Changes in sweat chloride (SC) concentration and in percent predicted FEV1 (ppFEV1) were assessed and evaluated as endpoints.

At the time of data cut, 21 subjects were randomized and treated in the first three dose cohorts of the doublet combination of PTI-801 (100 mg, 200 mg, 300 mg) and PTI-808 (50 mg, 100 mg, 300 mg) or received placebo.

Results included:

  • A dose-dependent improvement in ppFEV1 and sweat chloride concentration was observed across cohorts.
  • For ppFEV1, a maximum and statistically significant increase from baseline to day 7 of +6.3% and at day 14 of +5.9% was reported in the PTI-801 300 mg/PTI-808 300 mg dose cohort.
  • A statistically significant increase from placebo was also noted from baseline to day 7 of +8.3% and at day 14 of +6.6% in this cohort.
  • A statistically significant decrease in sweat chloride concentration from baseline was also observed at day 7 and at day 14 of approximately 13 mmol/L in the PTI-801 300 mg/PTI-808 300 mg dose cohort.
  • The fourth and highest dose cohort, patients receiving PTI-801 (400 mg) and PTI-808 (300 mg), is ongoing, with data expected in the first quarter of 2019.

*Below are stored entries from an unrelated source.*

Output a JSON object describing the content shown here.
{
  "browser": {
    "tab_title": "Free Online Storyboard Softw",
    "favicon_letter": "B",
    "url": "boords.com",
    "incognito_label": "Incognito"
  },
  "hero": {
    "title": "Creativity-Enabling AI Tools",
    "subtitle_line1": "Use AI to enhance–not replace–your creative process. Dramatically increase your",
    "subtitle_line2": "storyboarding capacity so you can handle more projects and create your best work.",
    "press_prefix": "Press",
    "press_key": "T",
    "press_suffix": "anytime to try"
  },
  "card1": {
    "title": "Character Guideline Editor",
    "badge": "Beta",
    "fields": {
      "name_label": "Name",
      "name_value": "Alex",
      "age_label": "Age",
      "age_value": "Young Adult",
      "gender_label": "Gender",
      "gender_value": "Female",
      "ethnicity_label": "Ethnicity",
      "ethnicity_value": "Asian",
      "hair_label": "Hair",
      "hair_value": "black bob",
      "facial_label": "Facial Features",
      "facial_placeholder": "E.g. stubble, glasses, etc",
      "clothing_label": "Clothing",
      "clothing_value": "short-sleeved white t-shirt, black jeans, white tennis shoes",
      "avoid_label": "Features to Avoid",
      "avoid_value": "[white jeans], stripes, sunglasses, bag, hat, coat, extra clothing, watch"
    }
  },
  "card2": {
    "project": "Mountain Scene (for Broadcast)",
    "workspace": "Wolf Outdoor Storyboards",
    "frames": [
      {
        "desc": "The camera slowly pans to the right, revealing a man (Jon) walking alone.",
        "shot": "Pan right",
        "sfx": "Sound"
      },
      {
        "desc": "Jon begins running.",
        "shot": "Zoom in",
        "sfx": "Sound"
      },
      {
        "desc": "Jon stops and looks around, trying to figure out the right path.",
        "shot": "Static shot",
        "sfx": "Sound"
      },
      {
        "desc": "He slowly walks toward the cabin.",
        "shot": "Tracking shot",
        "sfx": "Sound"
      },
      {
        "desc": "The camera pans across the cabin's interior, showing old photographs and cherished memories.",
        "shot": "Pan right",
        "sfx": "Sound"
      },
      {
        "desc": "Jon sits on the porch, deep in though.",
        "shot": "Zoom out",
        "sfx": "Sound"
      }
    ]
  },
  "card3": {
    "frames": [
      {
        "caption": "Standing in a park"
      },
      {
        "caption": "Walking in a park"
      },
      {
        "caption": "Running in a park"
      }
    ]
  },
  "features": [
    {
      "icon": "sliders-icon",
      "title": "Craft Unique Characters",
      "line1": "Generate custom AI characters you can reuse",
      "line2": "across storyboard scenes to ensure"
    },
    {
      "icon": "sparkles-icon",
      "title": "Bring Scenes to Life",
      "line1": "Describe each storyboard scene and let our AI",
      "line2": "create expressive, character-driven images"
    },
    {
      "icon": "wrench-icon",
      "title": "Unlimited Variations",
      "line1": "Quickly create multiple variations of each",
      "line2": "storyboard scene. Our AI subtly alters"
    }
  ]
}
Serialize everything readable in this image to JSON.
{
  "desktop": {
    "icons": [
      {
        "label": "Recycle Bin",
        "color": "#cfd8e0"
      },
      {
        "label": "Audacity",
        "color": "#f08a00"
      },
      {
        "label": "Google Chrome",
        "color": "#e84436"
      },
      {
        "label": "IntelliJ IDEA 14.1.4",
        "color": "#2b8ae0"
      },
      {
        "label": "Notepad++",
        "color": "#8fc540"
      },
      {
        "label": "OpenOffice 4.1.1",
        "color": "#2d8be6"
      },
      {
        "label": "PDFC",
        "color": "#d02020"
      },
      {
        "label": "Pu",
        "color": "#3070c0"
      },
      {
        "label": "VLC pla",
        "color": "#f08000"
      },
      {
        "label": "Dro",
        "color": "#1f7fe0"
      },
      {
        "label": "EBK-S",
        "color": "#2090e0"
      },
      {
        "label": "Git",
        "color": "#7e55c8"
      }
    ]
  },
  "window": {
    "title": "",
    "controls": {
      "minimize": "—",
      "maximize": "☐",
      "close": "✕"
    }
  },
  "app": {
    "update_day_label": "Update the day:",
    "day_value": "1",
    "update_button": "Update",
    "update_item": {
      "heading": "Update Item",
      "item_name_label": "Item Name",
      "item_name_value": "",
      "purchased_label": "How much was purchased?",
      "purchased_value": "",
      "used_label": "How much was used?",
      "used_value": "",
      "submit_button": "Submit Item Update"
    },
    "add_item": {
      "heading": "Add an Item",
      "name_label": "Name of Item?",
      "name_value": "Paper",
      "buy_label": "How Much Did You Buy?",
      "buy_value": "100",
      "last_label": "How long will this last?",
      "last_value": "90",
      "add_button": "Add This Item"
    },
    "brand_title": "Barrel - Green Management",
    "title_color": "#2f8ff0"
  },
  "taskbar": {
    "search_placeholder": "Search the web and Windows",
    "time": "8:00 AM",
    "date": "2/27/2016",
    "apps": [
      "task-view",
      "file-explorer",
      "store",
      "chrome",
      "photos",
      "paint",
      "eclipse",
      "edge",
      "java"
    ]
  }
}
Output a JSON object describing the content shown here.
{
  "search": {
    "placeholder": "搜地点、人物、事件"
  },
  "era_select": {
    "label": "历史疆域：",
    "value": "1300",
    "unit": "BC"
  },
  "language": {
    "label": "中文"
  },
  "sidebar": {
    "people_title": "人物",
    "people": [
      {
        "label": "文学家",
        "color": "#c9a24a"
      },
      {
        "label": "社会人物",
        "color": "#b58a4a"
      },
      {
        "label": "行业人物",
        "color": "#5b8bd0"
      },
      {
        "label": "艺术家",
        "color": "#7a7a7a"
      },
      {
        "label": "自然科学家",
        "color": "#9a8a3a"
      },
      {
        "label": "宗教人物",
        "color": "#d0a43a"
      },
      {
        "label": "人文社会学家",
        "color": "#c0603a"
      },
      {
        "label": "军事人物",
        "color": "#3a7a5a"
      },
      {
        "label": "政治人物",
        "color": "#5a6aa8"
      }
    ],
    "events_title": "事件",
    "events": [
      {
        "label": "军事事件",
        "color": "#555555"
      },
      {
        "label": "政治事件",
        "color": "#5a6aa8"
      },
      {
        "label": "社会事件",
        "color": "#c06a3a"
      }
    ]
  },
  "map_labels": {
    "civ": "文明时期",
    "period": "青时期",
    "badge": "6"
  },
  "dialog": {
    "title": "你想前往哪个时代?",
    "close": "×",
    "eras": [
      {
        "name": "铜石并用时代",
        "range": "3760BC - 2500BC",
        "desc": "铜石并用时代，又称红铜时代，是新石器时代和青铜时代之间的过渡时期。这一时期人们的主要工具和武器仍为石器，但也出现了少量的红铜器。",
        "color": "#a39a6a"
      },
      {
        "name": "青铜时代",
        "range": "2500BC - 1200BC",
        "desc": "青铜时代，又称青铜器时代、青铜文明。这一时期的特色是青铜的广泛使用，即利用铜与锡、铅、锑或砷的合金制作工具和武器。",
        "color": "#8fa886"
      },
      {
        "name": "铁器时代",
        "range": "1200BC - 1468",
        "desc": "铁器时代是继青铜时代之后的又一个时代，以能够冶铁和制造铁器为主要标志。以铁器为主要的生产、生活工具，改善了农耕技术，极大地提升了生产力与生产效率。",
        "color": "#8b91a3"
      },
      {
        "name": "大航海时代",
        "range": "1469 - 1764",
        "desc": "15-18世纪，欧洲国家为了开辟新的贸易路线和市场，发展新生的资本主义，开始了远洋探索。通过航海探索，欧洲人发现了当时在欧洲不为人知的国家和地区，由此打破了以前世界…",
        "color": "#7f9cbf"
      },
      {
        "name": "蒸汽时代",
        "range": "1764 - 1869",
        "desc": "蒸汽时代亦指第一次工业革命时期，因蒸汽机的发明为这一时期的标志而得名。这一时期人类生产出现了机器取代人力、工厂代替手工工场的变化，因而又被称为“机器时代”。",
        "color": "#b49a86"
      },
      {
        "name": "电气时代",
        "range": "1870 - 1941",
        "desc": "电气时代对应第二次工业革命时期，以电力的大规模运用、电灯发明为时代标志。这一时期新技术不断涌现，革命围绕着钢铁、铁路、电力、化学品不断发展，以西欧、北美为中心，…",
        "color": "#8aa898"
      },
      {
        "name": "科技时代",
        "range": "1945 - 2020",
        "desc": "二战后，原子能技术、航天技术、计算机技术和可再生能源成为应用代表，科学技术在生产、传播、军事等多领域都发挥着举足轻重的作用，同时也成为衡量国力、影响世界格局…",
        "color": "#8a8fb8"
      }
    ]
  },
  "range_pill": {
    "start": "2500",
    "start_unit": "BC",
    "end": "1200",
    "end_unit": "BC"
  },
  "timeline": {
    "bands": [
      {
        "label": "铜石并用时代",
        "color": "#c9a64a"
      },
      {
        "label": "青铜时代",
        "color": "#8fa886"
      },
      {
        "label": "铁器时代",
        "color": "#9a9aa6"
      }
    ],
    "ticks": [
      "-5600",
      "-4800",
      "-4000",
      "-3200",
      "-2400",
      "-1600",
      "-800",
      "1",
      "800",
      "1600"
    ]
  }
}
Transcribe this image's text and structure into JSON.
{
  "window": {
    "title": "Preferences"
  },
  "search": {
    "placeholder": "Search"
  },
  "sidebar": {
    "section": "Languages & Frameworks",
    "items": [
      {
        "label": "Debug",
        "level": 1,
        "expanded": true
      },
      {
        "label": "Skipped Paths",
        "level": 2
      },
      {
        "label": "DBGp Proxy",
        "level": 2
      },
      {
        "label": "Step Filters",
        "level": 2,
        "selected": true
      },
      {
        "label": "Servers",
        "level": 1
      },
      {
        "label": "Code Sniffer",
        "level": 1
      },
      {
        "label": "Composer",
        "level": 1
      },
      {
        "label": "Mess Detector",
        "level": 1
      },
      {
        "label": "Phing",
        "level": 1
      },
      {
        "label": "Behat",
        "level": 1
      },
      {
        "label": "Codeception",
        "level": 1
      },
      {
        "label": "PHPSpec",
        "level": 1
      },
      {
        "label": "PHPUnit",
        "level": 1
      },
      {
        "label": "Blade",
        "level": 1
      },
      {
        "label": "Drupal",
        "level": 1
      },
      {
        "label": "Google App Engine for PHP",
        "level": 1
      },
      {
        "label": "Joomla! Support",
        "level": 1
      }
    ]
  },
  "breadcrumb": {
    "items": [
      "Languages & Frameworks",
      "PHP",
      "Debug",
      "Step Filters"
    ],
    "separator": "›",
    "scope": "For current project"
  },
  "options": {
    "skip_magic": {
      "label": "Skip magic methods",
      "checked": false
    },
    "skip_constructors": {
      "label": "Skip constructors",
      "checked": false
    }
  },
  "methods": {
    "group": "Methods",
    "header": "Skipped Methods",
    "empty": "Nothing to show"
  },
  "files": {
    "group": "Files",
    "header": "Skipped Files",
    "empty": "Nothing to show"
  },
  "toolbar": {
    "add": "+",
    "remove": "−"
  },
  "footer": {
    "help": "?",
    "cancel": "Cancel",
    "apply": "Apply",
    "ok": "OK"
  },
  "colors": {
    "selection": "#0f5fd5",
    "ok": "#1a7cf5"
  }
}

“Doublet combinations, the current standard of care for many CF patients, are the benchmark for current treatment in cystic fibrosis.  These data are the first results seen using an entirely new CF doublet, compare favorably to standard of care, and demonstrate the potential of next-generation CFTR modulators to further improve outcomes in this disease,” said Carsten Schwarz, MD, Head, Adult Cystic Fibrosis Centre, Lung-Transplantation Program, and Endoscopy Unit, Department of Pediatric Pneumology and Immunology, Charité, Berlin University Medical Center. “I look forward to results from the fourth dosing cohort and to understanding the potential of another novel combination, PTI-801, PTI-808 and PTI-428.”

“The current improvement in ppFEV1 for standard of care doublets is on average 3%-4% in the F508del homozygous patient population,” said Damian Downey, MD Clinical Senior Lecturer in Respiratory Medicine, Queen’s University Belfast.  “At least a 6% improvement in ppFEV1, as observed in this study, exceeds efficacy seen with current dual CFTR modulator therapy and is starting to approach the efficacy of experimental triple combinations in this population.  These results begin to confirm the exciting clinical effect of PTI’s drug pipeline with more clinical data from both higher doses and proprietary triplet combinations to come.”